Metro Articles

Choosing the right insurance

Nathan Smith Sunday, November 1, 2009

Step 1 - Choosing a Broker/Agency
It's important to understand that most insurance carriers will only work with one broker to produce one quote. Once a carrier receives an application, all other brokers will be blocked from that carrier. When choosing a broker, it's best to make a choice based on the company's experience, quality of service, and how comfortable you feel with them. Filling out out dozens of applications and call back forms can actually be counterproductive. If you wish to change agents, you will have to send the carrier a Broker of Record letter (BOR) to strip the old broker's access and hand it over to another agency of your choosing. This takes time, usually 5-10 days. Doing some homework such as checking out their website and googling them will give you a good sense of what their strengths and weaknesses are. Call them up, talk about your business, and review their application or quoting process.
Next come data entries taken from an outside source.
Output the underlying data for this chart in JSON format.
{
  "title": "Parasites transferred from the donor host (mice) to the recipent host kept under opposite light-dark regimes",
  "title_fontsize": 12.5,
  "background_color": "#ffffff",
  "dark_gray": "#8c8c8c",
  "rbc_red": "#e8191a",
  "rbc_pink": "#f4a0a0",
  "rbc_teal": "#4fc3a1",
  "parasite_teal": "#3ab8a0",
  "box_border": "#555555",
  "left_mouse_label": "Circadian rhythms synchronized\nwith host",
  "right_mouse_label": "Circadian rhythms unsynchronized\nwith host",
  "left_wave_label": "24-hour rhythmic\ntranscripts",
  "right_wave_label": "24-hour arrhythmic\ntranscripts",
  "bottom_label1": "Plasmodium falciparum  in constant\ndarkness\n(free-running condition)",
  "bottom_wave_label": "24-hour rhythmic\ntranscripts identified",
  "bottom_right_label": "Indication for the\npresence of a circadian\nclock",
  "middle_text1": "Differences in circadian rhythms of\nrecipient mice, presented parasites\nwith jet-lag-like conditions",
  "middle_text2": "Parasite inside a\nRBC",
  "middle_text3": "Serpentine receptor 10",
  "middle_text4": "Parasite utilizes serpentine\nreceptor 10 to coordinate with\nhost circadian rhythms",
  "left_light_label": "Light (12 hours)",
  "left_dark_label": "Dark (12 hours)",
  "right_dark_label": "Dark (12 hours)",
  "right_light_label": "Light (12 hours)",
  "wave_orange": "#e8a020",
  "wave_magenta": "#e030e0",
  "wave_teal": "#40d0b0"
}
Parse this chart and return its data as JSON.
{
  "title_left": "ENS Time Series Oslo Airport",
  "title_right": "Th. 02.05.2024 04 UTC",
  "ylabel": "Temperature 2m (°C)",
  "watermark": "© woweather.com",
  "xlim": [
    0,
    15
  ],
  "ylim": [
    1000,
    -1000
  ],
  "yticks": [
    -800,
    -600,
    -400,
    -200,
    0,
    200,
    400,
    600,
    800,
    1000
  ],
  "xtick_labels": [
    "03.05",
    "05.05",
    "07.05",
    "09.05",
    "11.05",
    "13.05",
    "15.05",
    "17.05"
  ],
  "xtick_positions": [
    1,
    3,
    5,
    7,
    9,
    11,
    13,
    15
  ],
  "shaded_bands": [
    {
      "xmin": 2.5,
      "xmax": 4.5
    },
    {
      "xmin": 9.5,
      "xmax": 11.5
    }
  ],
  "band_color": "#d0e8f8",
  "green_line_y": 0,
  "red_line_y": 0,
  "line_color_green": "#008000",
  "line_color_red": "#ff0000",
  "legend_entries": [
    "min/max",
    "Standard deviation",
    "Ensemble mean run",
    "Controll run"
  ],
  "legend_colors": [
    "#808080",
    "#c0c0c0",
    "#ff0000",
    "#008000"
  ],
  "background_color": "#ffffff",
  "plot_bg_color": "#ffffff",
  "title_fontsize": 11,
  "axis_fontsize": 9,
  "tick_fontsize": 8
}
Not every agency is the same. Some are small and service- minded, while others are large, "niche market", and/or "me-too" oriented. Each have their advantages and disadvantages. Ask yourself, "Does the broker take the time to talk to me and answer my questions?", "Does everything make sense and feel right?"

Step 2 - Applications
Provide a fully completed and accurate application. Depending on your industry and coverage desired, applications can be as easy as a two minute phone conversation or as complicated as gathering dozens of important corporate documents and hand-writing lengthy applications. As mentioned above, shooting out too many applications to several brokers could result in frustration later down the road because most independent brokers have access to many of the same markets. Of course, a second opinion is always a smart business decision because any one broker can't be all things to all people.

A lot of work has to be done to shop and obtain quotes. Your risk has to be "sold" to the right carriers, usually on an individual basis. Make sure the agent knows if you have a website. Other company material such as brochures and resumes can really help in the classification of your business, and help get a good carrier on board.

Step 3 - Binding a Quote
A commercial insurance policy can have a lot of hands in the pot - from you (the insured), to your retail broker, to the carrier, to a wholesaler, and all the underwriters in-between. Not that this is all bad. An independent broker represents your company, and your company alone. The system is designed to have your best interests in mind, not the carriers. It's the independent agency's job to go to bat for you when there's a discrepancy, a problem or a claim. Often, a wholesaler will act as a middle man between an agent and a carrier. If you work directly with a carrier, you rely on their service department which has the company's own interests in mind.

By the time you recieve quotes, you should have a good idea as to what is going to be the best fit for your company. After making a payment and signing any proposal documents, your quote can be requested to be bound. Since a full copy of your policy takes a while to produce, request a certificate of insurance for your files once a policy number has been issued.

As in any profession, insurance is an evolving industry with changes happening frequently and sometimes discreetly. Do your best to understand how your policy works, how your agent operates, and how the ongoing needs of your business are being met.